La prise de son de plusieurs musiciens dans une même pièce

Enregistrer deux ou trois musiciens ensemble dans la même pièce, c’est le moment où le home studio cesse d’être une affaire de logiciel. Tu ne règles plus des plug-ins : tu places des gens et des micros dans un volume d’air. Et ce volume d’air, lui, ne se corrige pas au mixage.

Le seul vrai problème : la repisse

Quand plusieurs sources jouent en même temps, chaque micro capte aussi les autres. La guitare arrive dans le micro de la voix, la voix arrive dans le micro de la guitare. On appelle ça la repisse, et elle a deux conséquences.

D’abord tu perds le contrôle : baisser la guitare au mixage baisse aussi ce qui reste d’elle dans le micro de la voix — donc elle ne descend jamais vraiment. Ensuite, le même son arrivant à deux micros à des instants différents, l’addition crée des annulations de fréquences : le mélange sonne plus creux que chaque piste prise séparément.

Trois leviers, dans cet ordre

  • La distance. C’est le levier le plus puissant et le moins cher. Doubler la distance entre deux sources fait chuter fortement ce que chacune envoie dans le micro de l’autre.
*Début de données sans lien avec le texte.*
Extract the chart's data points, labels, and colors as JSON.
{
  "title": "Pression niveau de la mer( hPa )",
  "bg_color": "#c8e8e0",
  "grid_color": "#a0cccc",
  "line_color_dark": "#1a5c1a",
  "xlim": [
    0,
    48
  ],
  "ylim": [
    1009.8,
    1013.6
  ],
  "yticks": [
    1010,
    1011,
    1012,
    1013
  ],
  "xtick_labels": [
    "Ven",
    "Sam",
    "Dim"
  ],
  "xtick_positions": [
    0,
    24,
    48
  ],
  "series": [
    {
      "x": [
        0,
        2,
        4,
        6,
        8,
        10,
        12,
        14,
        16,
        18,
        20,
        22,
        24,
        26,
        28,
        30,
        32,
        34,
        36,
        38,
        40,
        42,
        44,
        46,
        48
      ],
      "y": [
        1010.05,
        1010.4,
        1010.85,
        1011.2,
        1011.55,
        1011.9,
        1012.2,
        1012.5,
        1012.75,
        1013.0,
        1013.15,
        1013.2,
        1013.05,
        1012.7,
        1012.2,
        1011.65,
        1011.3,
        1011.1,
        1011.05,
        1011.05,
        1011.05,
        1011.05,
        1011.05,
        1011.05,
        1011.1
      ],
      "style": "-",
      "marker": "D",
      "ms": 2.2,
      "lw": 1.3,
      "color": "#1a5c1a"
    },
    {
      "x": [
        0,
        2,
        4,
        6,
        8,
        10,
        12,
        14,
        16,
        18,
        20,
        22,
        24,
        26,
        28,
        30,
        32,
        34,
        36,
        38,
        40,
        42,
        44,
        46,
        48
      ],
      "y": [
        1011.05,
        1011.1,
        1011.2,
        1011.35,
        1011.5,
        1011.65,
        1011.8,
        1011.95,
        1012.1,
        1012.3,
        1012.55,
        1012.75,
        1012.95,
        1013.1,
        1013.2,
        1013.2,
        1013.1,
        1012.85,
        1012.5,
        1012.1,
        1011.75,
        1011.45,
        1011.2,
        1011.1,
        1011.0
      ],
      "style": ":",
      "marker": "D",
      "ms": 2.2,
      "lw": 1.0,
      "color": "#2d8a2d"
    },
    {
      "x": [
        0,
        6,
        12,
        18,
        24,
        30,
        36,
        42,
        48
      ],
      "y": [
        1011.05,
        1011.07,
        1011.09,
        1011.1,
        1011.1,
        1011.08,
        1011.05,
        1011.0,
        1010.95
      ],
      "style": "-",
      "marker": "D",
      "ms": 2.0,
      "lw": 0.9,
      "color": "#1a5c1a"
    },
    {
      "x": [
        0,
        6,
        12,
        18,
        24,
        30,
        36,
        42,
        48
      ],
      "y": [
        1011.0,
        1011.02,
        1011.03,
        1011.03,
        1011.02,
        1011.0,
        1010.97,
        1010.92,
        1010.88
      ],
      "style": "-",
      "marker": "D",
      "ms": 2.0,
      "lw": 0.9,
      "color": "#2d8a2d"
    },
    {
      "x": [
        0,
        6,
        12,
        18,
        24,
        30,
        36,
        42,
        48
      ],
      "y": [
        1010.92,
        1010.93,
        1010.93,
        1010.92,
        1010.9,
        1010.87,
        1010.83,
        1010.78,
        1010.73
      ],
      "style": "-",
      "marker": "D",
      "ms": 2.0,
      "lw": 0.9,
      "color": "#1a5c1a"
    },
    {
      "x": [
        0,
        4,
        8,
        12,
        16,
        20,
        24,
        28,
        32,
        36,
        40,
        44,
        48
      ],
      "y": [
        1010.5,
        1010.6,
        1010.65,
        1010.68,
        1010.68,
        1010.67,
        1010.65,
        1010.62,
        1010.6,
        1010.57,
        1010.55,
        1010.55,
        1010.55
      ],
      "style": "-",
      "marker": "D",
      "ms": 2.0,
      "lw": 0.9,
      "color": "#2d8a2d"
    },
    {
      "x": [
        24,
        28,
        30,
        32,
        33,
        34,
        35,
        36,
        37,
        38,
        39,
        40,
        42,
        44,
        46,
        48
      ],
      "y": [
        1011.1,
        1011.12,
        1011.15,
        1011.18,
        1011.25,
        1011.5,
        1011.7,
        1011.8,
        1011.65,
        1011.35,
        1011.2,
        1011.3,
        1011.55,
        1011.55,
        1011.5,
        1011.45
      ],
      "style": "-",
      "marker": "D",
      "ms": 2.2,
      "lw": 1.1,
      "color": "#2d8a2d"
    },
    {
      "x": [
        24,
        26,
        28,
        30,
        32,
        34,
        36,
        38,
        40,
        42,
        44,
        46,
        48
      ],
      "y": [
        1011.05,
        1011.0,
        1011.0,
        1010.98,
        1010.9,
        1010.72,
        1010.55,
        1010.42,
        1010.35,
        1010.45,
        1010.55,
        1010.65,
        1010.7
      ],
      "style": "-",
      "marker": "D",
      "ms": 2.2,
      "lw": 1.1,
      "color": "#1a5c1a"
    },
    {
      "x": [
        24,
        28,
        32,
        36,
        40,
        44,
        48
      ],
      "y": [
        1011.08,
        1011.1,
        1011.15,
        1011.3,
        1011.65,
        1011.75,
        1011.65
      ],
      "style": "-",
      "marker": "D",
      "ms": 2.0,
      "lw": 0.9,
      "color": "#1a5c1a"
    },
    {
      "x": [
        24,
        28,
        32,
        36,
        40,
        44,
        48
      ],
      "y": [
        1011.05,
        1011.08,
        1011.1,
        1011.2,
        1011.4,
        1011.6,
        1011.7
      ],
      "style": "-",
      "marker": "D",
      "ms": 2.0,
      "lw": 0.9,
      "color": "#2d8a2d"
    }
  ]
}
Éloigne les musiciens avant d’acheter quoi que ce soit.
  • La directivité. Un micro cardioïde rejette ce qui arrive par l’arrière. Oriente donc chaque micro pour que son dos regarde la source à éviter — c’est un geste qui ne coûte rien et qui change tout.
  • Le placement rapproché. Plus le micro est près de sa source, plus il faut baisser le gain, et plus le reste de la pièce disparaît. Le micro proche est le meilleur ami de l’enregistrement multi-sources.

La règle des 3 pour 1

Une règle simple héritée du studio : si un micro est à 30 cm de sa source, place-le à au moins 90 cm du micro voisin. Trois fois la distance source-micro. Ce n’est pas une loi physique, c’est un garde-fou qui suffit à éviter la plupart des annulations de phase audibles.

Une session filmée, pour voir la théorie appliquée

Ce que tu gagnes malgré tout

Tout ce qui précède pourrait donner envie d’enregistrer chacun à son tour. Ce serait passer à côté de l’essentiel : des musiciens qui jouent ensemble ne jouent pas comme des musiciens qui jouent seuls. Le tempo respire, les nuances se répondent, les fins de phrases s’accordent. Une prise collective un peu sale bat très souvent quatre prises propres empilées.

La bonne stratégie n’est donc pas d’éliminer la repisse mais de la rendre acceptable, puis d’assumer qu’elle fait partie du son du disque.

L’erreur classique

Mettre tout le monde au casque avec un retour mal réglé. Si les musiciens ne s’entendent pas correctement, ils jouent mal, et aucun placement de micro ne rattrapera ça. Consacre les dix premières minutes aux retours, pas aux micros — c’est le meilleur investissement de la séance.

Questions fréquentes

Faut-il des cloisons acoustiques ?

Elles aident sur l’aigu et le médium, presque pas sur le grave, qui contourne tout. Un paravent devant l’ampli de guitare est utile ; espérer isoler une basse avec un panneau ne fonctionne pas.

Et si je n’ai qu’une seule pièce ?

Tourne les musiciens dos à dos plutôt que face à face, écarte-les au maximum, et mets le plus fort dans le coin le plus amorti. Une pièce, ça se travaille par la géométrie avant de se travailler par le matériel.

Combien de micros au minimum ?

Un par source, plus éventuellement un couple d’ambiance. Ajouter des micros « pour voir » multiplie surtout les problèmes de phase : chaque micro supplémentaire doit se justifier.